There has been an explosion over the past several years in the number of individuals identifying themselves as professional coaches. The International Coach Federation (ICF) estimated that the number of coaches worldwide increased from 47,500 in 2011 to 53,300 in 2018. Approximately 1/3 of those coaches (over 17,000) work in the United States.
Currently there is no law or government regulation on the term “coach” and so anyone can present himself or herself as having this professional identity. There are a growing number of sound training and certification programs for coaches, and the ICF has emerged as the primary accrediting body for the field. But many excellent coaches are not certified at all. Conversely, some who are certified may not be very skilled or qualified for the work they do.
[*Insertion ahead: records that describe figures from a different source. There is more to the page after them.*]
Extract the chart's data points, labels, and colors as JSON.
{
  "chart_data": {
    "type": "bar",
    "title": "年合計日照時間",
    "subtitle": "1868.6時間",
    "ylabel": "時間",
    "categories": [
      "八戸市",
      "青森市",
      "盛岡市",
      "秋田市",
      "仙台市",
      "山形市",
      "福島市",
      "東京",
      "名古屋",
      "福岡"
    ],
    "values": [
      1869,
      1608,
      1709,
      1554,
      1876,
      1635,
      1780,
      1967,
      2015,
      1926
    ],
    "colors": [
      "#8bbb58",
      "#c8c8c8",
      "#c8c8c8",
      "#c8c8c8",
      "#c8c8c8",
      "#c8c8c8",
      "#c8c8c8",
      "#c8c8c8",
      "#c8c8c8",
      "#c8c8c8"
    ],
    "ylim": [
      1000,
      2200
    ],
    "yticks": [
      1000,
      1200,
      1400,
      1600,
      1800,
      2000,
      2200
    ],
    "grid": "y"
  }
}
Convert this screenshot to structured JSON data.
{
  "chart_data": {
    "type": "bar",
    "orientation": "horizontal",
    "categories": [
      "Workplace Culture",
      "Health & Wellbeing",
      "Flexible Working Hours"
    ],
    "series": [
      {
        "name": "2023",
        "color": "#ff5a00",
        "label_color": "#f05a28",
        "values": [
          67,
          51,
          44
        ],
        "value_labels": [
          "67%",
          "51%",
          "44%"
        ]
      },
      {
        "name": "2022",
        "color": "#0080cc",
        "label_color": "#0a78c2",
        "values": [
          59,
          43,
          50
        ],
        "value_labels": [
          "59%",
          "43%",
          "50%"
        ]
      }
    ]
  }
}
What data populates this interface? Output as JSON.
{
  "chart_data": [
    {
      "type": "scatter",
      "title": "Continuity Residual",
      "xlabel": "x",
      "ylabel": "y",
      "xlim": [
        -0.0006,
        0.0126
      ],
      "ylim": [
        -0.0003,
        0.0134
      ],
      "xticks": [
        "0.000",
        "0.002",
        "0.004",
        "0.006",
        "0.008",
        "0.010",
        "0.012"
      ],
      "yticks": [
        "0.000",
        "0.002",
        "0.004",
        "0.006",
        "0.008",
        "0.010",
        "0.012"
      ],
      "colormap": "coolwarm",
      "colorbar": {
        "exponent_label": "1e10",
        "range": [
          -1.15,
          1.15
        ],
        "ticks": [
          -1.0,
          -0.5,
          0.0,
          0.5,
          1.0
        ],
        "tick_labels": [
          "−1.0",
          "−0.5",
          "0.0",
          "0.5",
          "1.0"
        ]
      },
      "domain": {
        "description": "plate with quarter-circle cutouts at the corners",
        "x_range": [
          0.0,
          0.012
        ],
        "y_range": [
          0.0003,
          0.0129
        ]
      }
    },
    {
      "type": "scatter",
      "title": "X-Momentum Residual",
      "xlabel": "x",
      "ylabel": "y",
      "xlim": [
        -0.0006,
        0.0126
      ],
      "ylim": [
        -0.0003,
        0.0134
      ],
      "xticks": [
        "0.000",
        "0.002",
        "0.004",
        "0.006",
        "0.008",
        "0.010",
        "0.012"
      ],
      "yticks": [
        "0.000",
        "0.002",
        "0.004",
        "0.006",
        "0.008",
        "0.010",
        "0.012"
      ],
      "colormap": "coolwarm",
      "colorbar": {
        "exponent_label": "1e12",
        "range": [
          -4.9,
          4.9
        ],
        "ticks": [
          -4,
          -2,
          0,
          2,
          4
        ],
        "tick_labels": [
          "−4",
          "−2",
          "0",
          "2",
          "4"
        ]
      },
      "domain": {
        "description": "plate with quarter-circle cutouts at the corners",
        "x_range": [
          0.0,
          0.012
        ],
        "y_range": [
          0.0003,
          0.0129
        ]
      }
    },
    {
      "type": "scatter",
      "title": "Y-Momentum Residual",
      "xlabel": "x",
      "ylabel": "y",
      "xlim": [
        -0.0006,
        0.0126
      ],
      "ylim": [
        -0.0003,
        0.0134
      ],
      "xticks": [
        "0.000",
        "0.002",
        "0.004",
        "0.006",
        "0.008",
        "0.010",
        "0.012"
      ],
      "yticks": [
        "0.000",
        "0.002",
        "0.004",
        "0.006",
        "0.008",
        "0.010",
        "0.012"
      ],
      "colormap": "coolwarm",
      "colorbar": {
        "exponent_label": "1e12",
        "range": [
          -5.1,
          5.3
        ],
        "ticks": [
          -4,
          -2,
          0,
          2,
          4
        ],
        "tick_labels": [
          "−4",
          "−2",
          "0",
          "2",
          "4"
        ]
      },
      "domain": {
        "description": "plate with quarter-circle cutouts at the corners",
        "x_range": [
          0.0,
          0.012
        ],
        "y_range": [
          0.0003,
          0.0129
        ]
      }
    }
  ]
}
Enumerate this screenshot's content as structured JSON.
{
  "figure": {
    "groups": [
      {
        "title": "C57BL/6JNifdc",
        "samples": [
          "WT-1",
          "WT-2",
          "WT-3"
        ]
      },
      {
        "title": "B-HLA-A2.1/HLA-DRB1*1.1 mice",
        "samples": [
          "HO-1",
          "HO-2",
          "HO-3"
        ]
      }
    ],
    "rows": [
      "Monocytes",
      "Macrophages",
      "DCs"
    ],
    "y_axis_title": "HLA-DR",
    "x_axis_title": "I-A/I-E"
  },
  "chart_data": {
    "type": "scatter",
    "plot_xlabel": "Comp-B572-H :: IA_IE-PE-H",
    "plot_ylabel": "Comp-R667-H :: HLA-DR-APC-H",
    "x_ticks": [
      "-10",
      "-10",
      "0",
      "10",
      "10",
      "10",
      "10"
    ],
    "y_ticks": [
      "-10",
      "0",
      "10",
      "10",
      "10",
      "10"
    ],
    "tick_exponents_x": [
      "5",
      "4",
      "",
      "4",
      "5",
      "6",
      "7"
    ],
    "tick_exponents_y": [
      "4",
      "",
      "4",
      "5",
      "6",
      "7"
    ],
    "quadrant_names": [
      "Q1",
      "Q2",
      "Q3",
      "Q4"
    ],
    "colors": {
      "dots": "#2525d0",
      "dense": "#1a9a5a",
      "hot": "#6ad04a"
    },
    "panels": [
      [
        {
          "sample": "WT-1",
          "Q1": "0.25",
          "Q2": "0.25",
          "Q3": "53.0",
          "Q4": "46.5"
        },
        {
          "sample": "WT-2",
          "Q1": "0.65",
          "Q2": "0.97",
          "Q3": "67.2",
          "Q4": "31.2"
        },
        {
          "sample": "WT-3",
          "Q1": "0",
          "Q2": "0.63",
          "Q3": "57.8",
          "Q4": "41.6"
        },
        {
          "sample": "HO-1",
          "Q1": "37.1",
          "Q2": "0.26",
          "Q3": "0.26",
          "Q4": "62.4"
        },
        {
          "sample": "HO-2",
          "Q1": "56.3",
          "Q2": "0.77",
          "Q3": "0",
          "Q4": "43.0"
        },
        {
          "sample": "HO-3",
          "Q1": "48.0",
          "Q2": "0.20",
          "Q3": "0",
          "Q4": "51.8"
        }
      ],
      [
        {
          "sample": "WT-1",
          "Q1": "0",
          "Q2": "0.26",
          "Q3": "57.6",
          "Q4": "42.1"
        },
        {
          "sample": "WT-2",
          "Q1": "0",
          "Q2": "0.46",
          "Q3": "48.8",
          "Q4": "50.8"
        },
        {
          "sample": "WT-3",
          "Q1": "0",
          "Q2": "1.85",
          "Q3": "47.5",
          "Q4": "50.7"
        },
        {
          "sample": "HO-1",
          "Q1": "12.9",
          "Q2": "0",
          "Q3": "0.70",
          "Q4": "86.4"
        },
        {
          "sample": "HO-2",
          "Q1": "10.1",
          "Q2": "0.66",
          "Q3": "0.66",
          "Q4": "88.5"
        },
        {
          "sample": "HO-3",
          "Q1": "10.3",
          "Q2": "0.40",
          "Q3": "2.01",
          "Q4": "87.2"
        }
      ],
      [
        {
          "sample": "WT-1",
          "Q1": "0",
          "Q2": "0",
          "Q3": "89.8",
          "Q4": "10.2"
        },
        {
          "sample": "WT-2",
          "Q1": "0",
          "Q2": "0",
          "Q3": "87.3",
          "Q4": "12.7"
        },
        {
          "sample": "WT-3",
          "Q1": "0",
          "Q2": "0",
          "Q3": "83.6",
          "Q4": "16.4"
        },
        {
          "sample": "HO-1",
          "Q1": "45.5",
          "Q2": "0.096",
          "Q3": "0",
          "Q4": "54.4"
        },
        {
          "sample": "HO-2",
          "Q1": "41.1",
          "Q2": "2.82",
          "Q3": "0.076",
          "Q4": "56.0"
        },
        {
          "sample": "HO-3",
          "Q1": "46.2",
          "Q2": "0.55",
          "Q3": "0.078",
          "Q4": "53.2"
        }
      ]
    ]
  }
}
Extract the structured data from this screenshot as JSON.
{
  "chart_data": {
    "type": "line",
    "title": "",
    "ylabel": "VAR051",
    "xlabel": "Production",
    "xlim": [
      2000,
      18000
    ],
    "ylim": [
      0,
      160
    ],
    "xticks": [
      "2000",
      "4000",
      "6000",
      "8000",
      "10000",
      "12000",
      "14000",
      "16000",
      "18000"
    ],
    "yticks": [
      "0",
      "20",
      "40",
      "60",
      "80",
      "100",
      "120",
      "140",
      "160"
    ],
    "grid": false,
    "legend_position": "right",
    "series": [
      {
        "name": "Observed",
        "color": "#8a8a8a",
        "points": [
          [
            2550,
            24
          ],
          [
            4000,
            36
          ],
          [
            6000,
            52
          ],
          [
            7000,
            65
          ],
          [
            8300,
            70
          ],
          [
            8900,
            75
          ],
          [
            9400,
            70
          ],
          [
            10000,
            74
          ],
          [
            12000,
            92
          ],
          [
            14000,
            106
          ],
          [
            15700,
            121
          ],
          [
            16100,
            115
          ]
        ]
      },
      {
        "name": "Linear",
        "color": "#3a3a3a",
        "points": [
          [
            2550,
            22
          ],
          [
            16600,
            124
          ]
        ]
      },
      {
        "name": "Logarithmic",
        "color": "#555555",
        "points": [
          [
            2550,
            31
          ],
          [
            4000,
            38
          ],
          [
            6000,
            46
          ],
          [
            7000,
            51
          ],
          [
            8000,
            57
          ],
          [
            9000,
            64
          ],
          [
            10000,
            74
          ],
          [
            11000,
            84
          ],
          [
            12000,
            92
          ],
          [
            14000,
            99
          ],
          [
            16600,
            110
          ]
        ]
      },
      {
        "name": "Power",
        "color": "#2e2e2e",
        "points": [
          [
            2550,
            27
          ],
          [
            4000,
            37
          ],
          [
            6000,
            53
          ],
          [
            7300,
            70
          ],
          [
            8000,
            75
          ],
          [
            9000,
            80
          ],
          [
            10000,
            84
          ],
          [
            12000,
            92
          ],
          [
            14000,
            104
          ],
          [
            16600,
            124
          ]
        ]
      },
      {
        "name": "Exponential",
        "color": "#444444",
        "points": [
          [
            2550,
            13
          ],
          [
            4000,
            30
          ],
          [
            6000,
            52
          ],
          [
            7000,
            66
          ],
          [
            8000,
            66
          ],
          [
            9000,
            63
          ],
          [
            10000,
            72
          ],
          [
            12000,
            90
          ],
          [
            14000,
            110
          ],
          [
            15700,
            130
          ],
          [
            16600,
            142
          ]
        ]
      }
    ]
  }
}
How can a potential client navigate through this mess and identify a coach who can provide a beneficial professional service in accordance with best practices? There are numerous differentiating factors that one can consider when selecting a coach. Reasons to believe that a coach has the skills and credibility to provide appropriate services can be established by examining the following criteria:
Experience and credentials: Strong coaches generally have extensive academic backgrounds and work experience. They can evolve out of virtually any vocation or career. Clients should take a look at what the coach has done and how well he or she has done it. A great coach has demonstrated expertise in one or more fields, as well as a capacity to collaborate with others and to lead teams or organizations. Distinctive credentials may be a higher education degree (such as an MBA or PhD), a professional license (such as a license to practice law or medicine), certification from reputable accrediting bodies (such as ICF), or other relevant certifications in their fields of practice (such as a CFA). Since anyone can label himself or herself a “coach,” these differentiating characteristics are a sound starting point to identify possible coaches.
Affiliations: Professional coaches can gain credibility by associating themselves with companies and organizations who know how to vet them. For example, coaches who work as Associates for well-established consulting firms have credibility on the basis of the fact that they were brought on board by the firm in the first place. Potential clients may look to professional services firms for a curated list of competent and well-respected coaches whose work has received a stamp of approval from their peers. Other affiliations that can add credibility could include membership or leadership roles in reputable coaching organizations, such as the ICF and other professional associations (she as SHRM or the American Management Association).
Word of mouth and testimonials: Once it is clear that a potential coach has relevant credentials and affiliations, it is prudent to seek information about their actual work with clients. Do their credentials and affiliations actually translate into an ability to connect well with clients and to provide a robust, practical experience that yields good results? Coaching is not an Ivory Tower exercise. Clients should enter coaching with the confidence that an engagement can lead to concrete changes in mindset and behavior — and ultimately to significant career and personal growth. Honest feedback from others with direct experience working with the coach is pure gold.
Online presence: A coach’s skill and credibility can be nicely assessed via a thorough Internet search. “Googling” the coach can reveal lots of relevant information if the coach has a website, LinkedIn profile, social media (such as Twitter or Facebook), YouTube videos, or other online content that might provide a window into his or her background, experience, work style, and personality. It is increasingly unlikely these days that a serious professional coach won’t have a substantial Internet presence, with at least some of these online resources. Clients seeking a coach should definitely seek information in this fashion.
Articles and presentations: When coaches publish and make public presentations on their work, they both establish their credibility and share important perspectives on their approach to coaching. It’s worthwhile to find out whether coaches have published articles in reputable journals or blogs, authored a book or produced other unique written content, given TED talks or other invited presentations, or otherwise found a way to share their knowledge and expertise with the world beyond their individual clients.
Each of these criteria can help clients differentiate a potential coach from thousands of others in an increasingly saturated marketplace. Once these criteria have been applied and a client has identified a handful of coaches who fit the bill, an entirely new factor should come into play as perhaps the final basis of coach selection: personal chemistry. Coaching is most successful when there is a strong rapport between client and coach. The client should look forward to stimulating, thought provoking, challenging, and fun conversations with the coach. When this kind of emotional and personal bond is in place, the coaching experience can be transformational, with major positive impact on the quality of the client’s work and personal life experience.